In Europe, Research and Markets reported that despite a drop in the solar market in 2016, the European solar PV industry recovered in 2017 adding 8.6 gigawatts of solar capacity and is expected to add 16.5 gigawatts by 2025.

Mattias Josephson, CEO of Epishine, a Swedish cleantech company, says his company has made several roll-to-roll process breakthroughs which he believes is key to the tipping point to printing organic photovoltaic (OPV) cells. 

Josephson says a long-term goal for their solar cells are factories with manufacturing machines in the size and scale of newspaper presses where each machine can print solar cells on rolls equivalent to one nuclear reactor per month.

"This would accelerate the global shift from fossil fuels to green utility-scale energy plants. An ultra-light solar cell which eases transportation and makes areas such as deserts and even water - lakes, oceans, ponds - suitable places for solar energy," added Josephson.

"[..] If you add a scalable and cost-efficient manufacturing solution completely independent of both scarce, toxic and expensive raw-materials to the process, you get a picture of the breakthroughs we’ve made and think important," added Josephson.

Epishine is using organic electronics - conducting and semi-conducting hydro-carbon-molecules with no silicon or metal.  "Our active layer is based on polymers, which is long hydro-carbon-chains. Organic electronics is an [..] interesting emerging technology where the first application you’ve seen on the market is organic light emitting diodes (OLED) where ‘O’ stands for organic electronics."

Epishine's thin, flexible and semi-transparent printed solar cells could be a part of building materials that generate electricity in structures.

Josephson believes that in several years, Epishine's solar cells viable, affordable building-integrated solar cells for a variety of building materials.

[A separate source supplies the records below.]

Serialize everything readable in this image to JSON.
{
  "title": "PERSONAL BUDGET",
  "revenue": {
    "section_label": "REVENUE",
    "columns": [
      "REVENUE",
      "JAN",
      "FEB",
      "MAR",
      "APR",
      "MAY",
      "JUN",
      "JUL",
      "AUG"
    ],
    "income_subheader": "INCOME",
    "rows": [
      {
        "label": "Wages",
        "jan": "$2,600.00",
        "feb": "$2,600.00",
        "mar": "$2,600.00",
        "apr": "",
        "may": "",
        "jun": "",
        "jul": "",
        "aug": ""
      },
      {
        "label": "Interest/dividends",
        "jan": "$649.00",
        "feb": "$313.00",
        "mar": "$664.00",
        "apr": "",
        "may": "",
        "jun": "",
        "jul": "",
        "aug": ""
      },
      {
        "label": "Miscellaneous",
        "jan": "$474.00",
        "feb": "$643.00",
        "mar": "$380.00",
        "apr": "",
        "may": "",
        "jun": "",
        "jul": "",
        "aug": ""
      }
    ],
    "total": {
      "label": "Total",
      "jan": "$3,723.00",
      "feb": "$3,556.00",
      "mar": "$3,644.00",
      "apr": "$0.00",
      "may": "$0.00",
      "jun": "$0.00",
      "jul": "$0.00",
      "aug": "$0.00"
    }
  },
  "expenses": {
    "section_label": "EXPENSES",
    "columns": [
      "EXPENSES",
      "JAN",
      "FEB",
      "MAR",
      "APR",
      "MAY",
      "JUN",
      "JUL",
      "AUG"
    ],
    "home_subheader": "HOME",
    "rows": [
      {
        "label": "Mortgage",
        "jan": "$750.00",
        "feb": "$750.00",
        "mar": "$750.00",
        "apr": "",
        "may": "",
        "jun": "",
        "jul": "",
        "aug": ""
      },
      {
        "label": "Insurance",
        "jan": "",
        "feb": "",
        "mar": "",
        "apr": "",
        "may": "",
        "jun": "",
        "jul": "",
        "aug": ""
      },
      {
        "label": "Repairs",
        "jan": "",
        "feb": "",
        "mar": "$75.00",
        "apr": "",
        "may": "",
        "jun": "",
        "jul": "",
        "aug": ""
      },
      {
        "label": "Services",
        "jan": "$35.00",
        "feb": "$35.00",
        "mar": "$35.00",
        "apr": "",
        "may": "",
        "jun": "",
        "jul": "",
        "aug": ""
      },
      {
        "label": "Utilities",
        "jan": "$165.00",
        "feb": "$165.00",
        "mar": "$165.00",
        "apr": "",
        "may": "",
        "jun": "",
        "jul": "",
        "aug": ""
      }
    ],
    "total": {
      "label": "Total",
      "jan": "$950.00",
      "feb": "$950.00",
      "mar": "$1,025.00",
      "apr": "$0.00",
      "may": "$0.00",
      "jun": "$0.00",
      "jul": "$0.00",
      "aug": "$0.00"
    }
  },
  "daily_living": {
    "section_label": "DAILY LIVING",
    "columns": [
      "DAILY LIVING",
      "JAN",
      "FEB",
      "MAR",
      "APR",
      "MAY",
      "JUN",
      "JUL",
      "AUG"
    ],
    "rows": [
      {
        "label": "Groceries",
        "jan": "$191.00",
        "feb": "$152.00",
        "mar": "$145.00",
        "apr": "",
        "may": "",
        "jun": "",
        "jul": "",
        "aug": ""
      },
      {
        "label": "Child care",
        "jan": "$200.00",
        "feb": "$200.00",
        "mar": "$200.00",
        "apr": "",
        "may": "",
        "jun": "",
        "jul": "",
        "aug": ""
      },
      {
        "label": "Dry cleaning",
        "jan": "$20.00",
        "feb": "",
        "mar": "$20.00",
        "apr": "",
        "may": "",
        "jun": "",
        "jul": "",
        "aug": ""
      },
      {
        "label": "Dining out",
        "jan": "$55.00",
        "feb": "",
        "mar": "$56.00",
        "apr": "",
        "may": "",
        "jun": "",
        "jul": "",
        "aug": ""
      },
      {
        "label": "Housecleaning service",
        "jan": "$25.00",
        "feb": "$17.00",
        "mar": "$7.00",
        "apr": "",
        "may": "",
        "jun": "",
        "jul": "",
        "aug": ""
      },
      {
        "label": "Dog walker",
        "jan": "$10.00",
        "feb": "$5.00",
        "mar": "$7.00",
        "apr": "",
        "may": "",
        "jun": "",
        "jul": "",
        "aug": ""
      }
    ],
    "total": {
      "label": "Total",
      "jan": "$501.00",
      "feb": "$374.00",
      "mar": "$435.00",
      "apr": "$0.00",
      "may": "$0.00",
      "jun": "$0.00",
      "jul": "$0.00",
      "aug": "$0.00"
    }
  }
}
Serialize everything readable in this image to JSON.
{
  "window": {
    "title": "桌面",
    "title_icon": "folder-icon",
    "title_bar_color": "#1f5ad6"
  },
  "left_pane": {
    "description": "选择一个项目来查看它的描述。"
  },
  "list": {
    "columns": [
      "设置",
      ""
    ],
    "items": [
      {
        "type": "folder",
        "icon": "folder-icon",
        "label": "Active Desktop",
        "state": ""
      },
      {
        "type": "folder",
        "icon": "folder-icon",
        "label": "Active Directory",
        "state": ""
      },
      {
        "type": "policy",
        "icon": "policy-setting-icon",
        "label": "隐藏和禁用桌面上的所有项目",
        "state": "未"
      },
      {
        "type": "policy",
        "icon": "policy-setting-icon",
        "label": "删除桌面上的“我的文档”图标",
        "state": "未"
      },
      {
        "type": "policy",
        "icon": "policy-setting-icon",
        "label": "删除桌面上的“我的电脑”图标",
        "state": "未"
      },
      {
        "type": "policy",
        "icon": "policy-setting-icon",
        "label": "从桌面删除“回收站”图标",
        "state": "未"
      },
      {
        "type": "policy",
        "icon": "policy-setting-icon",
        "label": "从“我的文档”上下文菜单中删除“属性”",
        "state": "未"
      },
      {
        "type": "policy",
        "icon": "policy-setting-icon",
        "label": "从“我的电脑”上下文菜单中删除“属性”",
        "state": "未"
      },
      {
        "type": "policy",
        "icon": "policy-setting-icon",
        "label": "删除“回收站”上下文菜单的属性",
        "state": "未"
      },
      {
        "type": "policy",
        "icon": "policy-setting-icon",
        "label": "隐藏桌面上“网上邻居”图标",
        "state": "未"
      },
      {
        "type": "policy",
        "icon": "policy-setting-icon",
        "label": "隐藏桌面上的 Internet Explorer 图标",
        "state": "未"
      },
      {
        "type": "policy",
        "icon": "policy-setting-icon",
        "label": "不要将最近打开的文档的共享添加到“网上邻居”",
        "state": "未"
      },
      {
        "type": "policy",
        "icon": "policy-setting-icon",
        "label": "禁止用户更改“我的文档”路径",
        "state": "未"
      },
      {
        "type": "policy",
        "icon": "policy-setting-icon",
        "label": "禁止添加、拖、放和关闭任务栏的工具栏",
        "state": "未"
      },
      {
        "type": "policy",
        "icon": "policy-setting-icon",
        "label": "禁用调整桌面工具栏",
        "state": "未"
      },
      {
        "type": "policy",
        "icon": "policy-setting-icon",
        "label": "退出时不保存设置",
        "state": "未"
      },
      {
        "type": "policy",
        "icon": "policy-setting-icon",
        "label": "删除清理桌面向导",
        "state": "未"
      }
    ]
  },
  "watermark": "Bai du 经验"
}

"With exponential global challenges  - such as exponentially increased energy demand - we expose the environment and the climate to great risks," said Josephson. "In addition to healthier consumption and circular solutions, we need new energy systems that can scale quickly enough and incentives to switch to these."

"The best of both new energy systems and powerful incentive systems are probably found in new innovation - which is also developing exponentially. For example, innovation can be found in new materials like our solar cells and in blockchains for safe incentive solutions," adds Josephson.

Today, the company is harvesting light and produces light energy harvesting modules that use indoor lighting to create energy to support low power devices currently powered by batteries.

Epishine has a €2.8M grant from the Swedish Energy Agency, Knut & Alice Wallenberg, Vinnova, Climate-KIC and several other angel investors. They also have €1.6M ($1.3M) in funding from ALMI GreenTech Invest, Potential Invest, Lars Björk, Linköping University, Chalmers Ventures and a group of local business angels.